Question

An oil film in air of thickness 255 nm is illuminated by white light at normal incidence. As a consequence of interference, which colour will be predominantly visible in the reflected light ?
Given the refractive index of oil = 1.47

• A. Red (~ 650 nm)
• B. Blue (~ 450 nm)
• C. Green (~ 500 nm)
• D. Yellow (~560 nm)

Answer 1

The Correct Option is C

The problem involves determining the color that will be predominantly visible in the reflected light when white light is shone on an oil film of certain thickness, due to the phenomenon of thin-film interference.

Thin-film interference occurs because light waves reflected from the upper and lower boundaries of a film interfere with one another.
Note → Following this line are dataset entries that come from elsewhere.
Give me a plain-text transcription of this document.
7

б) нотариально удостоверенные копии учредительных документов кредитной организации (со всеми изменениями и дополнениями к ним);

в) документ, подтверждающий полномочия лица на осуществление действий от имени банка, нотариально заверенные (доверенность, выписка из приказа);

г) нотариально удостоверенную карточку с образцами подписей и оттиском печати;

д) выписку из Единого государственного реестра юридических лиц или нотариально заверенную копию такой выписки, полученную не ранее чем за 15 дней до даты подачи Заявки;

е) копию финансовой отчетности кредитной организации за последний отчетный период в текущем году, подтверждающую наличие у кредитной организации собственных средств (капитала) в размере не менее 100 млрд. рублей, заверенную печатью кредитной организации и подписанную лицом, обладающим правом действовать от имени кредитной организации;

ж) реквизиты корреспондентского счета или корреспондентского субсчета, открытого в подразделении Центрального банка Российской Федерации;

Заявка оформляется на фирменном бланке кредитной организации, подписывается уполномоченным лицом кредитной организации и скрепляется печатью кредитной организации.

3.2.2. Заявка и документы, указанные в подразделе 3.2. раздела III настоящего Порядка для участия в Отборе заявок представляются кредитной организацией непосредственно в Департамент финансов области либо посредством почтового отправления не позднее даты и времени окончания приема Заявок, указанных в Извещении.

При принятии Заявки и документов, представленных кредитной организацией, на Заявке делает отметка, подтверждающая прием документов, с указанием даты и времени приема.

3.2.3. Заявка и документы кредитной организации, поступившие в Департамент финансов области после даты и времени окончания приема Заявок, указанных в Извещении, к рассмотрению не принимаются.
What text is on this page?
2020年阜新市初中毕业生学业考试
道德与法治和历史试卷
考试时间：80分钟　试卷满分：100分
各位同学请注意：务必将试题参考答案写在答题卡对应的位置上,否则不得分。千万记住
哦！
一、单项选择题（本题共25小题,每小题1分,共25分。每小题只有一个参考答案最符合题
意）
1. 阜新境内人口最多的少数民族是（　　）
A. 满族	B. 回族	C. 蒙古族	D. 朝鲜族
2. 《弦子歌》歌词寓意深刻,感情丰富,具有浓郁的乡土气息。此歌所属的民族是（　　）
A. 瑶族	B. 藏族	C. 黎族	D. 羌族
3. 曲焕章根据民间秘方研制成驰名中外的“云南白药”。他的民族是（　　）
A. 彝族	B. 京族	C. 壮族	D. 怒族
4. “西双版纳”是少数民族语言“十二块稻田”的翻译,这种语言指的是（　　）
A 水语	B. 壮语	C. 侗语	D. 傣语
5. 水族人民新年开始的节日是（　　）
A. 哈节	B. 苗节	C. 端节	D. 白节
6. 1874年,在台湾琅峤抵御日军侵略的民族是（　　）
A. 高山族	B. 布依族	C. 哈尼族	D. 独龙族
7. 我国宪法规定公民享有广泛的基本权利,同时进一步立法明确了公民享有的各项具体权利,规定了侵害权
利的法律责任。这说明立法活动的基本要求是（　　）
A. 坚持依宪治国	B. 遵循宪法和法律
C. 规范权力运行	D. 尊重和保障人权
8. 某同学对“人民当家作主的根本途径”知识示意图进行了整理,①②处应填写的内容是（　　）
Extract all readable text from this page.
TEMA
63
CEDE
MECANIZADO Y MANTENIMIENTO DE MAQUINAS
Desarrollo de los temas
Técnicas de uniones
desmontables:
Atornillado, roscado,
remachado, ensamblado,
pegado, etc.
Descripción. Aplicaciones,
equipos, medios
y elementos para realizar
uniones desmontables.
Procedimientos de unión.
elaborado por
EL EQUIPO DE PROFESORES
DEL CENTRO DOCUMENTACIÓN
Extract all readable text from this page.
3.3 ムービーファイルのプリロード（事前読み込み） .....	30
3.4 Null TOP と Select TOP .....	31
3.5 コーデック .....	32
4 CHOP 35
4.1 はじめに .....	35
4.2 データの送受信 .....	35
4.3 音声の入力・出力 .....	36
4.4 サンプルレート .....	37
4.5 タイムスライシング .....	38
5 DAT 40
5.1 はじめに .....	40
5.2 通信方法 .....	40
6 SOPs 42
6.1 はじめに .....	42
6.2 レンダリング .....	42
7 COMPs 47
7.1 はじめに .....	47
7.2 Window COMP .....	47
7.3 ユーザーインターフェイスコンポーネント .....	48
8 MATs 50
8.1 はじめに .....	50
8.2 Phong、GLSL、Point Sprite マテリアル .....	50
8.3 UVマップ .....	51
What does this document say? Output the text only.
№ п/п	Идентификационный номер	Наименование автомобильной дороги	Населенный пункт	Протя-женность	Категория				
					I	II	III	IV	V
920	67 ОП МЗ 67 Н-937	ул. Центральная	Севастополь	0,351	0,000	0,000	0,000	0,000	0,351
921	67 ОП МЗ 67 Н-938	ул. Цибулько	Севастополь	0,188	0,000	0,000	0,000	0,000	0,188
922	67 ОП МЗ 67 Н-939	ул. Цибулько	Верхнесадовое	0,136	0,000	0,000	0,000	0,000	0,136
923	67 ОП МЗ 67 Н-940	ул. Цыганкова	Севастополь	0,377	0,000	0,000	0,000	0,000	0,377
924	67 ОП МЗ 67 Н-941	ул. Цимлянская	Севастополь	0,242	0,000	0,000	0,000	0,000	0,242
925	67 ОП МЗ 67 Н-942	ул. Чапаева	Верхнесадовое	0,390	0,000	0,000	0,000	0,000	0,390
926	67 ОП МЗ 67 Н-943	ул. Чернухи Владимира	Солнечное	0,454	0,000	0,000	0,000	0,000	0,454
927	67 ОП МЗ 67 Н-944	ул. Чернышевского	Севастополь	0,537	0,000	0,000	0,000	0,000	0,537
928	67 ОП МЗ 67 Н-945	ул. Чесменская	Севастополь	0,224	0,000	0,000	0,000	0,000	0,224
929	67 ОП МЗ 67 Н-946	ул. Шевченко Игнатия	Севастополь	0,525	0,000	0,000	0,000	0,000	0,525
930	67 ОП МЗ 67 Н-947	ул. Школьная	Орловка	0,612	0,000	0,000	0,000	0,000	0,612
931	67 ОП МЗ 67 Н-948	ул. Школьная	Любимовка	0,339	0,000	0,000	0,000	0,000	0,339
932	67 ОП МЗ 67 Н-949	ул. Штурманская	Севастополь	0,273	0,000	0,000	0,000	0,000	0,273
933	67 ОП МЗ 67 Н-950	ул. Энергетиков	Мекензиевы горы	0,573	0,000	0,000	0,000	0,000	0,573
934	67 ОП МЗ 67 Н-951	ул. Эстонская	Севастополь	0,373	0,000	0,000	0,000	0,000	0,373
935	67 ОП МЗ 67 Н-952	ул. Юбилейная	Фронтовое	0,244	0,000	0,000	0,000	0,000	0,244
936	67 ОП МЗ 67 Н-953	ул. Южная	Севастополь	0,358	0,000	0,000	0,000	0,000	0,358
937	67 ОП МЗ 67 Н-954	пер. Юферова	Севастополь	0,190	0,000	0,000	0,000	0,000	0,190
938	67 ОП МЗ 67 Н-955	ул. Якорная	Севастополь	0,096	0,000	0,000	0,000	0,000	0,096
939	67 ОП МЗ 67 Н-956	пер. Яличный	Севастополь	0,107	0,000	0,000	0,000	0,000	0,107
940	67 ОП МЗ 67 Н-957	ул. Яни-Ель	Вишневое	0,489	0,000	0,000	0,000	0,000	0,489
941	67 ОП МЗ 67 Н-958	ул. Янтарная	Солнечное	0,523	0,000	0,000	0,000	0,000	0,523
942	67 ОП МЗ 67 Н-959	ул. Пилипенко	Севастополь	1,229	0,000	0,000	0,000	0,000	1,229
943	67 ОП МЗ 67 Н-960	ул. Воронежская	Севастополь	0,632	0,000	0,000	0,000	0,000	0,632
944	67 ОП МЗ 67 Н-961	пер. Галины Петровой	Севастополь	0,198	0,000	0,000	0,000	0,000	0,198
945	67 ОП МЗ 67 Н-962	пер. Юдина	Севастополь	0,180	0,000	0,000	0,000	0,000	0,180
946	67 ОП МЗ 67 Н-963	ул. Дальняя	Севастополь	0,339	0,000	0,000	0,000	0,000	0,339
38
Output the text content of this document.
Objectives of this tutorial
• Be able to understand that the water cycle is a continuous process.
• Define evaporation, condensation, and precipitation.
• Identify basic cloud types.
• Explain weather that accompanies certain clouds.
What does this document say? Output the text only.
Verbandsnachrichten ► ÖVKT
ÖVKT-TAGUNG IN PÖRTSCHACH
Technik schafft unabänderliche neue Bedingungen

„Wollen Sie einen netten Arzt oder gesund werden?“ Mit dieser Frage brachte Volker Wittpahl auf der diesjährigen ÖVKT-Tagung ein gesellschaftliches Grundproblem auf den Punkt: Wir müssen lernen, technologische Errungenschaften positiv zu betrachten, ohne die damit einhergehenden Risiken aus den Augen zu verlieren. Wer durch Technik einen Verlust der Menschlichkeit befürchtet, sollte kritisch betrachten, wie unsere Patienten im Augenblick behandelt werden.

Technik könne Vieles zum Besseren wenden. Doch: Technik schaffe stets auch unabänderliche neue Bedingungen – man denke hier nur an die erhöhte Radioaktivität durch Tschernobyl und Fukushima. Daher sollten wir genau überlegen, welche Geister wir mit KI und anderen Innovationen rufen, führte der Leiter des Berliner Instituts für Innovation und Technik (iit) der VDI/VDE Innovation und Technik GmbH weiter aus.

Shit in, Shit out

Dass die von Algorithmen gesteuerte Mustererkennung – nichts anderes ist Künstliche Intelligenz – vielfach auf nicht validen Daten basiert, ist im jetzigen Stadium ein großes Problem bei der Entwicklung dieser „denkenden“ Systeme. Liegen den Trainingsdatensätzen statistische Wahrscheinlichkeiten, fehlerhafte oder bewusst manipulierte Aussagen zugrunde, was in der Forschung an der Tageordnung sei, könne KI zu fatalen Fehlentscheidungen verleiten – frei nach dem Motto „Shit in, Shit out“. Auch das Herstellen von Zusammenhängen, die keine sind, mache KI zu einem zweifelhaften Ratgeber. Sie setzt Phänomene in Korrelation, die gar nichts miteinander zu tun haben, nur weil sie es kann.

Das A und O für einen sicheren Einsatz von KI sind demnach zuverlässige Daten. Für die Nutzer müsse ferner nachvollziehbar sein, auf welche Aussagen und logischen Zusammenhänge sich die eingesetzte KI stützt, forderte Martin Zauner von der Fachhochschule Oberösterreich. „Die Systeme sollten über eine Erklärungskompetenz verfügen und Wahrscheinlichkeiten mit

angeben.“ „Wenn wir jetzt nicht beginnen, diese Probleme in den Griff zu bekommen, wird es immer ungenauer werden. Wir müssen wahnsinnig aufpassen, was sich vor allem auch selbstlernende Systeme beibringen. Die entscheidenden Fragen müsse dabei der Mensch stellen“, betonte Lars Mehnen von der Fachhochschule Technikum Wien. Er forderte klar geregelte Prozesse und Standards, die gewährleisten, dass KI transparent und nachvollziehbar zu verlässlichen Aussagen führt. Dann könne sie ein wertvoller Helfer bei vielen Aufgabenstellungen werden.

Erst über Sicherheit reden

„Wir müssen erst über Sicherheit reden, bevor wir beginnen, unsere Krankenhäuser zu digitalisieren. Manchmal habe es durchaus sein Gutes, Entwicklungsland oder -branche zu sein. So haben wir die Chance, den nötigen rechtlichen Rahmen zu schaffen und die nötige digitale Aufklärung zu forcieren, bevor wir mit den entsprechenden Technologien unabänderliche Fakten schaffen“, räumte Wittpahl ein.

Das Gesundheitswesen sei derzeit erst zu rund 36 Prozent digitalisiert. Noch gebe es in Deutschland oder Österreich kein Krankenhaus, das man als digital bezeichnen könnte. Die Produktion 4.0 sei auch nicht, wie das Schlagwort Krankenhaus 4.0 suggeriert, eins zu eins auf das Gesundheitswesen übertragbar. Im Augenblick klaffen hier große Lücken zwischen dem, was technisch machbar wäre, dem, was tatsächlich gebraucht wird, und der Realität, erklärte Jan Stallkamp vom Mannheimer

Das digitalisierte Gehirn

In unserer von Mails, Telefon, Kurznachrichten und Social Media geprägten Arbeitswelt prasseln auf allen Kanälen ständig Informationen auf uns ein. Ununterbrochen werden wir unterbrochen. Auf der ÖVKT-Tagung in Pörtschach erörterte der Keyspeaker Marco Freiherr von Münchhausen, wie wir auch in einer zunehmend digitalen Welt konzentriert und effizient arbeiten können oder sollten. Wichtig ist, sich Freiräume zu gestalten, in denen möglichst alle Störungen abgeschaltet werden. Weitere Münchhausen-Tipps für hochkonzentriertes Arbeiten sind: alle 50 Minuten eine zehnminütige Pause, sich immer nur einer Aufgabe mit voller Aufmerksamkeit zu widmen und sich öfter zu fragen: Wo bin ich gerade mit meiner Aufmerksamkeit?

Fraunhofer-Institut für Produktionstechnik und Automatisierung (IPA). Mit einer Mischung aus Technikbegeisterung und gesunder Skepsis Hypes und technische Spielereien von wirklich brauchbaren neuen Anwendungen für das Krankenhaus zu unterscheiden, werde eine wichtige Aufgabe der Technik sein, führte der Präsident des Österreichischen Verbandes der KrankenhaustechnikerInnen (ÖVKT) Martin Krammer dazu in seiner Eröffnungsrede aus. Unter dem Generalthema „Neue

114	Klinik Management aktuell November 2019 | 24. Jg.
Depending on the thickness of the film and the wavelength of light, this interference can be constructive or destructive.

In this case, the oil film has a thickness \( t = 255 \) nm and a refractive index \( n = 1.47 \). The condition for constructive interference (a bright fringe) in this case (normal incidence) is given by:

\(2nt = m\lambda\) 

Here, \( \lambda \) is the wavelength of light in vacuum (or air) and \( m \) is the order of interference.

To find the wavelength that will constructively interfere, we solve for \( \lambda\):

\(\lambda = \frac{2nt}{m}\)

Assuming the first order of interference (\( m = 1 \)) for simplicity, the wavelength of visible light that will constructively interfere is:

\(\lambda = \frac{2 \times 1.47 \times 255 \, \text{nm}}{1} = 749.7 \, \text{nm}\)

The wavelength computed (749.7 nm) falls outside the visible spectrum. Hence, we consider the effect of constructive interference at other integer multiples.

Reevaluating for \( m = 2 \) gives:

\(\lambda = \frac{2 \times 1.47 \times 255 \, \text{nm}}{2} = 374.85 \, \text{nm}\)

This wavelength is too low (ultraviolet region). Hence, consider \( m = 3 \).

\(\lambda = \frac{2 \times 1.47 \times 255 \, \text{nm}}{3} = 249.9 \, \text{nm}\)

Again, not in the visible spectrum. Now, let's try \( m = 4 \):

\(\lambda = \frac{2 \times 1.47 \times 255 \, \text{nm}}{4} = 562.275 \, \text{nm}\)

This is within the visible range, close to the green spectrum (~560 nm). Therefore, the predominant color seen would be close to green.

Thus, the color predominantly visible due to thin-film interference in the reflected light is Green (~500 nm).